I am newbie in regex world, I need to capture some different types of strings.

By the way please suggest more elagant way to capture such strings. n = any positive n

Answer 1

You could validate the line first, then just findall with \d+

Validate: '~^\|[1-9]\d*\|(?:\|(?:[1-9]\d*|0+(?!\|\|[1-9]))\|){4}$~'

 ^                             # BOS
 \|
 [1-9] \d*                     # Any numbers that start with non-zero
 \|

 (?:
      \|
      (?:
           [1-9] \d*                     # Any numbers that start with non-zero
        |                              # or,
           0+                            # Any numbers with all zeros
           (?! \|\| [1-9] )              # Not followed by a non-zero
      )
      \|
 ){4}
 $                             # EOS

Answer 2

I'm not sure wheter it is sufficient for you or not:

\|(?:(0)|([0-9]+))\|

https://regex101.com/r/fX5xI4/2

Now u have to split your matches into groups of x elements where x is number of colums.
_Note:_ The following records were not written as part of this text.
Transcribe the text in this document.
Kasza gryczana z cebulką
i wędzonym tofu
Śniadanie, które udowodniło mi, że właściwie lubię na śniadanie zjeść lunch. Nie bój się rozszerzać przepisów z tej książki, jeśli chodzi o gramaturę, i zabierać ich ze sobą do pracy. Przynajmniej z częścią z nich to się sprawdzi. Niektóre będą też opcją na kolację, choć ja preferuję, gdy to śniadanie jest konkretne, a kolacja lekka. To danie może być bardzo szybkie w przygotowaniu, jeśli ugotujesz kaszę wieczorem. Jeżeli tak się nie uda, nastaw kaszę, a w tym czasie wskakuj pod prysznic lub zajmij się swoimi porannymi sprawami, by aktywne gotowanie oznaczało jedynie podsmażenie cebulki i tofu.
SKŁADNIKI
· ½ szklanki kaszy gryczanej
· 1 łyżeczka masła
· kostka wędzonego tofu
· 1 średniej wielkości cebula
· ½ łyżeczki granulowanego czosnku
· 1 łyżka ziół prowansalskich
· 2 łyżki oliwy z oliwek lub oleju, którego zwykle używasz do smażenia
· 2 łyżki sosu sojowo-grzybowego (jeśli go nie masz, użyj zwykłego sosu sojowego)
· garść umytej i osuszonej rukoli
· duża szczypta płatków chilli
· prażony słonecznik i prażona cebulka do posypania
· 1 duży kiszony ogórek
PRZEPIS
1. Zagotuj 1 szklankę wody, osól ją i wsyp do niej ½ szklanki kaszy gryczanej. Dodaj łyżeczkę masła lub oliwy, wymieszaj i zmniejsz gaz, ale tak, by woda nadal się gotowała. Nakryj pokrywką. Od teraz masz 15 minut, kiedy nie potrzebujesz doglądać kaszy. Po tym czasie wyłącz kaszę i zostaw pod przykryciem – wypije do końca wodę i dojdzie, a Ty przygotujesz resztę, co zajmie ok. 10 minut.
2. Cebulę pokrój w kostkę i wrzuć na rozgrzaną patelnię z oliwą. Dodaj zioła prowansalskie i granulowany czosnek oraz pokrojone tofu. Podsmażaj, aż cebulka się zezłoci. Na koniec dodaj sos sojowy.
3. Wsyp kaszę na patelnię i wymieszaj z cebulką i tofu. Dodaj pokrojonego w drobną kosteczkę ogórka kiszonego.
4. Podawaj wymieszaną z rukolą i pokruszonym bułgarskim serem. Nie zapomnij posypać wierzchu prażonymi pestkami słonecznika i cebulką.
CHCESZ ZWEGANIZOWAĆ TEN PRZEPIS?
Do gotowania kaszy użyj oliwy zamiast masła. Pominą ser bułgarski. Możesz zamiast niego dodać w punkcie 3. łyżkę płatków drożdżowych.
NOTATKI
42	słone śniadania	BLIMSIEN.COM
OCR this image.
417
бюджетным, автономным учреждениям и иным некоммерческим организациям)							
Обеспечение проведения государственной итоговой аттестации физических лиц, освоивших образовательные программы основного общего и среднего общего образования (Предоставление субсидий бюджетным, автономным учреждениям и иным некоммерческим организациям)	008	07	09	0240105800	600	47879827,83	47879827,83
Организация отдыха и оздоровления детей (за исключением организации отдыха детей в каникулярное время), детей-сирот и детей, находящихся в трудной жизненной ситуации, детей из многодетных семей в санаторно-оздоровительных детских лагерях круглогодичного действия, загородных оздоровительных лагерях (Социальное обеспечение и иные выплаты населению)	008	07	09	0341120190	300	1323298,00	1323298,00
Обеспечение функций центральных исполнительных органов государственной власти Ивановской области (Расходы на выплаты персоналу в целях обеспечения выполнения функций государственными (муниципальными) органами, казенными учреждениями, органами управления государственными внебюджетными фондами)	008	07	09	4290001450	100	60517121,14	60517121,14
I suppose that should be just fine.

Answer 3

How about:

^(?:\|[1-9][0-9]*\|){1,5}(?:\|0\|){0,4}$

Explanation:

^               : start of line
  (?:           : non capture group
   \|           : a pipe character
   [1-9][0-9]*  : a positive number of any length
   \|           : a pipe character
  ){1,5}        : the group is repeated 1 to 5 times
  (?:           : non capture group
    \|0\|       : a zero with pipe arround it
  ){0,4}        : group is repeated 0 to 4 times.
$               : end of line

This will match all examples you've given, ie. some positive numbers followed by zeros.